A Cruz, farol de misericórdia
Há uma passagem no Evangelho, proclamada no passado Domingo, que pode ser tomada como prólogo ou indicador de sentido deste relato da Paixão. Contava-se nela que uns estrangeiros queriam ver Jesus, certamente cheios de curiosidade por causa de uma fama que tinha ultrapassado fronteiras. Dirigiram-se ao discípulo Filipe que, juntamente com André, os conduziu ao Mestre.
Certamente, felicitaram o Rabi pelo seu enorme prestígio. Porém, o que o Senhor lhes referiu foi o exemplo do grão de trigo lançado à terra: só morrendo é que dá muito fruto, o fruto que alimenta a vida dos demais. Anunciou-lhes, portanto, não só o acontecimento do Calvário, mas também a sua motivação profunda: a Paixão acontece para a vida do mundo. Aliás, como Ele já tinha anunciado: “Eu vim para que tenham vida e a tenham em abundância” (Jo 10, 10).
Eis o grande paradoxo cristão: o Senhor da glória submete-se à mais degradante e dolorosa humilhação para que a vida de toda a humanidade seja alimentada com o pão do trigo cuja semente a terra fez morrer. O que para nós é chocante: desejaríamos desconhecer a realidade da dor, do sofrimento e da morte. Desejaríamos um Cristo triunfante, glorioso, que se impusesse pelo seu esplendor. Um Cristo tão elevado e tão fulgurante que até se tornasse irresistível aos indiferentes e se impusesse aos opositores da fé.

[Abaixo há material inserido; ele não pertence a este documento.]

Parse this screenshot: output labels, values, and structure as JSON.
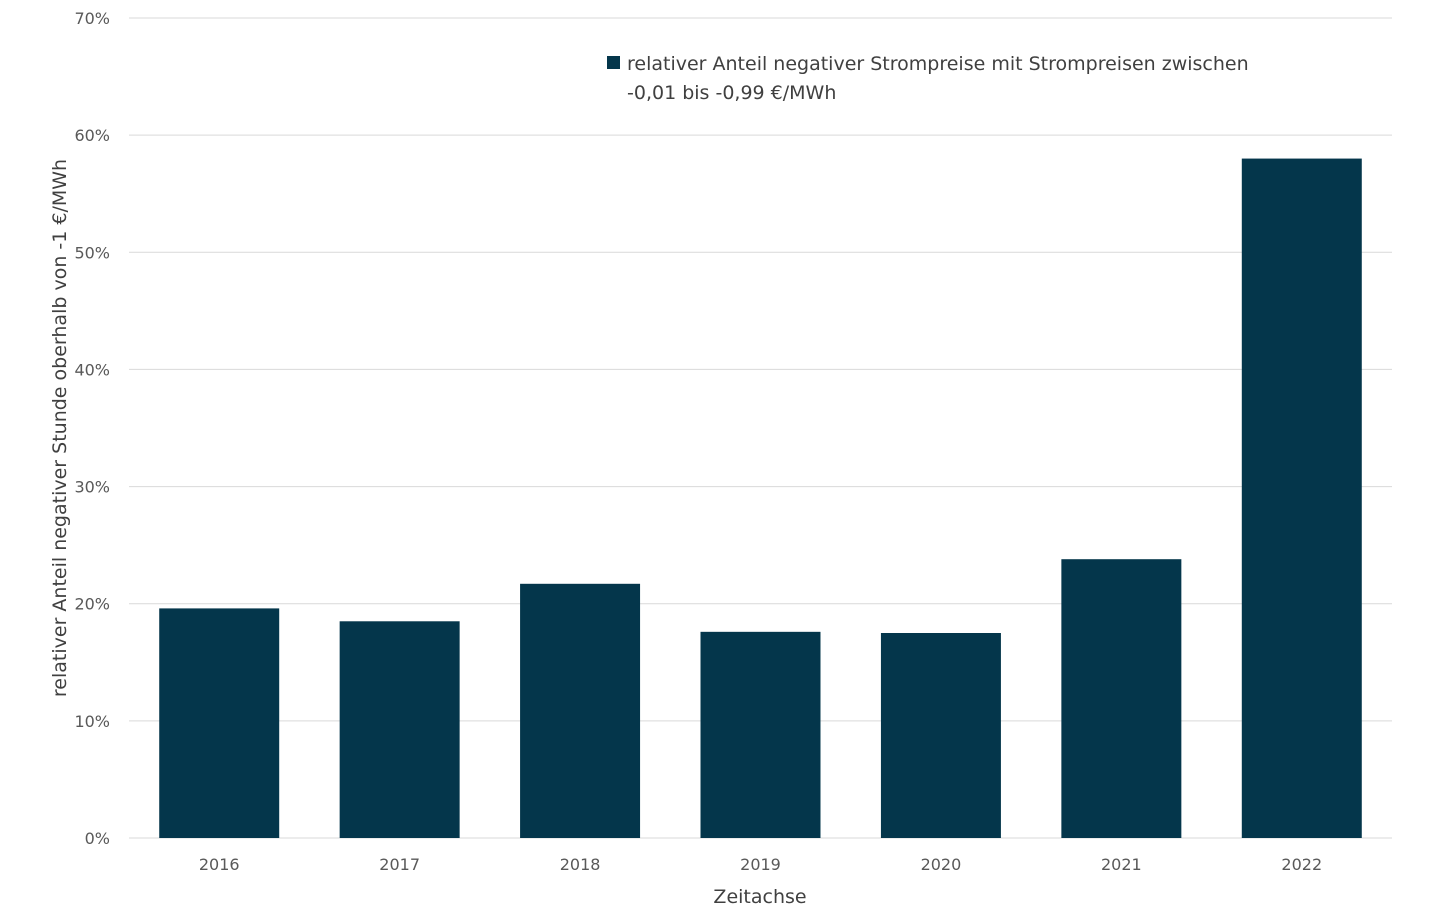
{
  "chart_data": {
    "type": "bar",
    "title": "",
    "xlabel": "Zeitachse",
    "ylabel": "relativer Anteil negativer Stunde oberhalb von -1 €/MWh",
    "categories": [
      "2016",
      "2017",
      "2018",
      "2019",
      "2020",
      "2021",
      "2022"
    ],
    "series": [
      {
        "name": "relativer Anteil negativer Strompreise mit Strompreisen zwischen -0,01 bis -0,99 €/MWh",
        "values": [
          19.6,
          18.5,
          21.7,
          17.6,
          17.5,
          23.8,
          58.0
        ],
        "color": "#04364b"
      }
    ],
    "ylim": [
      0,
      70
    ],
    "yticks": [
      0,
      10,
      20,
      30,
      40,
      50,
      60,
      70
    ],
    "ytick_labels": [
      "0%",
      "10%",
      "20%",
      "30%",
      "40%",
      "50%",
      "60%",
      "70%"
    ],
    "grid": true,
    "legend_position": "top-center",
    "legend_lines": [
      "relativer Anteil negativer Strompreise mit Strompreisen zwischen",
      "-0,01 bis -0,99 €/MWh"
    ],
    "gridline_color": "#d9d9d9"
  }
}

Mas não é assim que Jesus se faz ver. Como farol no cimo da torre, é no alto da cruz que atrai os olhares da multidão: dos poucos que, no Calvário, estavam do seu lado e dos muitos que julgavam estar em oposição a Ele. Atrai os olhares porque se solidariza com a dor de todos. Perante a cruz, como as mulheres e o discípulo João, alguns sofrem e demonstram esse sofrimento nas lágrimas. Mas os outros, os que se riem e provocam o Crucificado, também eles conhecem bem o sofrimento, naquele ou em qualquer outro momento das suas vidas.
Jesus, compadecido, solidariza-se com esse sofrimento, a ponto de lhes perdoar, de pedir ao Pai desculpas por eles “que não sabem o que fazem” (Lc 23, 34) e de lhes obter a salvação, mesmo que o ignorem. Porquê? Porque o Senhor ama com amor de doação, generoso, sem esperar nada em troca. E a cruz, precisamente por causa da dureza do sofrimento, tornou-se o símbolo dessa nova atitude que nos choca pela imensa bondade e nos cativa pela infinita amabilidade. Colocada bem no alto do monte Calvário, a cruz é farol para uma humanidade que precisa de encontrar um sentido para a vida: é farol que guia o itinerário, atrai o olhar e ilumina a rota.
Constitua esta Semana Santa mais uma ocasião para descobrir a vida que nasce do aniquilamento do Salvador. Porque a cruz é o único farol donde saem feixes de luz que são amor misericordioso.